Apa lagi yang dibutuhkan Iran agar mampu meluncurkan senjata nuklir?

Selain bahan fisil, ada juga mekanisme bom dan cara untuk mengirimkannya. Kemungkinan besar Iran sudah memiliki pengetahuan teknis untuk memproduksi alat peledak rakitan sederhana, seperti yang dijatuhkan AS di Hiroshima, Jepang pada tahun 1945. 

Seorang pilot Iran harus selamat dari serangan ke wilayah musuh untuk bisa mengirimkannya. Sebagai alternatif, perangkat keras itu bisa dimasukkan ke dalam kontainer yang dikirim melalui darat atau dikemas di atas kapal.

Untuk menyerang target jarak jauh, Iran membutuhkan hulu ledak yang cukup kecil untuk dipasang di atas salah satu rudal balistiknya dan bisa bertahan saat masuk kembali ke atmosfer Bumi. Teheran belum melakukan uji coba yang menunjukkan mereka tahu cara membuat hulu ledak nuklir.

Iran meneliti cara merakit perangkat semacam itu hingga tahun 2003. Menurut laporan intelijen AS, mereka mungkin belum melanjutkan penelitian tersebut.

Perkiraan waktu yang dibutuhkan Iran untuk menyelesaikan aktivitas yang diperlukan berkisar antara empat bulan hingga dua tahun. Rudal balistiknya yang paling kuat diperkirakan memiliki jangkauan hingga 5.000 kilometer (3.100 mil), sehingga mampu mejangkau seluruh Eropa.
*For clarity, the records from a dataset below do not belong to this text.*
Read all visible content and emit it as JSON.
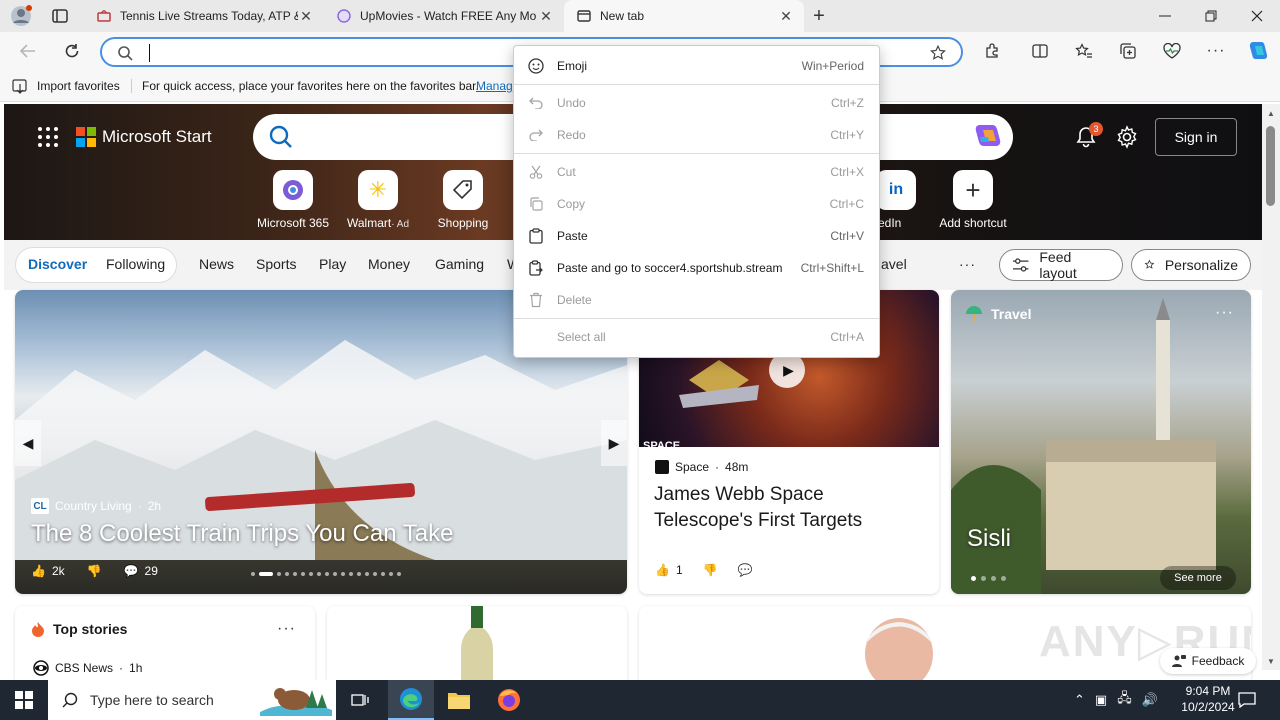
{
  "browser": {
    "tabs": [
      {
        "title": "Tennis Live Streams Today, ATP &",
        "icon": "sportshub-icon"
      },
      {
        "title": "UpMovies - Watch FREE Any Mo",
        "icon": "upmovies-icon"
      },
      {
        "title": "New tab",
        "icon": "newtab-icon"
      }
    ],
    "favorites_bar": {
      "import_label": "Import favorites",
      "hint": "For quick access, place your favorites here on the favorites bar.",
      "manage_link": "Manag"
    }
  },
  "context_menu": {
    "items": [
      {
        "label": "Emoji",
        "shortcut": "Win+Period",
        "icon": "smiley-icon",
        "enabled": true
      },
      {
        "label": "Undo",
        "shortcut": "Ctrl+Z",
        "icon": "undo-icon",
        "enabled": false
      },
      {
        "label": "Redo",
        "shortcut": "Ctrl+Y",
        "icon": "redo-icon",
        "enabled": false
      },
      {
        "label": "Cut",
        "shortcut": "Ctrl+X",
        "icon": "scissors-icon",
        "enabled": false
      },
      {
        "label": "Copy",
        "shortcut": "Ctrl+C",
        "icon": "copy-icon",
        "enabled": false
      },
      {
        "label": "Paste",
        "shortcut": "Ctrl+V",
        "icon": "clipboard-icon",
        "enabled": true
      },
      {
        "label": "Paste and go to soccer4.sportshub.stream",
        "shortcut": "Ctrl+Shift+L",
        "icon": "paste-go-icon",
        "enabled": true
      },
      {
        "label": "Delete",
        "shortcut": "",
        "icon": "trash-icon",
        "enabled": false
      },
      {
        "label": "Select all",
        "shortcut": "Ctrl+A",
        "icon": "",
        "enabled": false
      }
    ]
  },
  "msstart": {
    "brand": "Microsoft Start",
    "notifications_count": "3",
    "sign_in": "Sign in",
    "shortcuts": [
      {
        "label": "Microsoft 365"
      },
      {
        "label": "Walmart",
        "ad": "· Ad"
      },
      {
        "label": "Shopping"
      },
      {
        "label": "kedIn"
      },
      {
        "label": "Add shortcut"
      }
    ],
    "nav": {
      "discover": "Discover",
      "following": "Following",
      "items": [
        "News",
        "Sports",
        "Play",
        "Money",
        "Gaming",
        "W"
      ],
      "travel_partial": "avel",
      "feed_layout": "Feed layout",
      "personalize": "Personalize"
    },
    "hero_story": {
      "source_badge": "CL",
      "source": "Country Living",
      "age": "2h",
      "title": "The 8 Coolest Train Trips You Can Take",
      "likes": "2k",
      "comments": "29"
    },
    "space_story": {
      "tag": "SPACE",
      "source": "Space",
      "age": "48m",
      "title": "James Webb Space Telescope's First Targets",
      "likes": "1"
    },
    "travel_card": {
      "category": "Travel",
      "place": "Sisli",
      "see_more": "See more"
    },
    "top_stories": {
      "title": "Top stories",
      "first_source": "CBS News",
      "first_age": "1h"
    },
    "feedback": "Feedback"
  },
  "taskbar": {
    "search_placeholder": "Type here to search",
    "time": "9:04 PM",
    "date": "10/2/2024"
  },
  "colors": {
    "accent": "#0f6cbd",
    "omnibox_focus": "#4a90e2",
    "taskbar": "#1f2733",
    "notification_badge": "#e4572e"
  }
}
Mungkinkah Israel menyerang fasilitas nuklir Iran?

Israel sudah lama menganggap kemungkinan Iran bersenjata nuklir sebagai risiko eksistensial, dan berusaha membatasi ambisinya dengan kekerasan. Israel disebut berada di balik pembunuhan enam ilmuwan nuklir Iran di Teheran sejak tahun 2010, dan beberapa serangan terhadap fasilitas nuklir di dalam negera itu.

Para pejabat Israel berulang kali menyiratkan bahwa jika Iran mencapai ambang batas kemampuan senjata, mereka akan menyerang program nuklirnya menggunakan kekuatan udara. Negara Zionis itu menguji rencananya dalam simulasi perang yang disebut Chariots of Fire pada tahun 2022.

Meski Israel berhasil menghancurkan reaktor nuklir Irak yang sedang dibangun pada tahun 1981 dan mengebom infrastruktur nuklir Suriah yang diduga pada tahun 2007, tantangan yang ditimbulkan oleh Iran jauh lebih besar.

Nuklir Iran. (Dok: Bloomberg)

Fasilitas nuklir Iran begitu banyak, sehingga para pejabat intelijen memperingatkan bahwa serangan hanya akan menunda, bukan menghancurkan kemampuan negara itu dalam mengumpulkan teknologi yang dibutuhkan untuk memproduksi senjata nuklir.

Selain itu, serangan apa pun akan menjadi rumit karena jet-jet tempur Israel paling canggih memerlukan pengisian bahan bakar udara untuk menyerang Iran dan kembali ke rumah dengan selamat.

Direktur Jenderal IAEA Rafael Grossi mengatakan Iran menutup sementara fasilitas nuklirnya sebagai langkah keamanan menyusul serangan rudal pertamanya ke Israel pada April 2024. Grossi mengaku selalu khawatir akan kemungkinan serangan Israel ke situs nuklir Iran, dan menyerukan "penahanan diri yang ekstrem."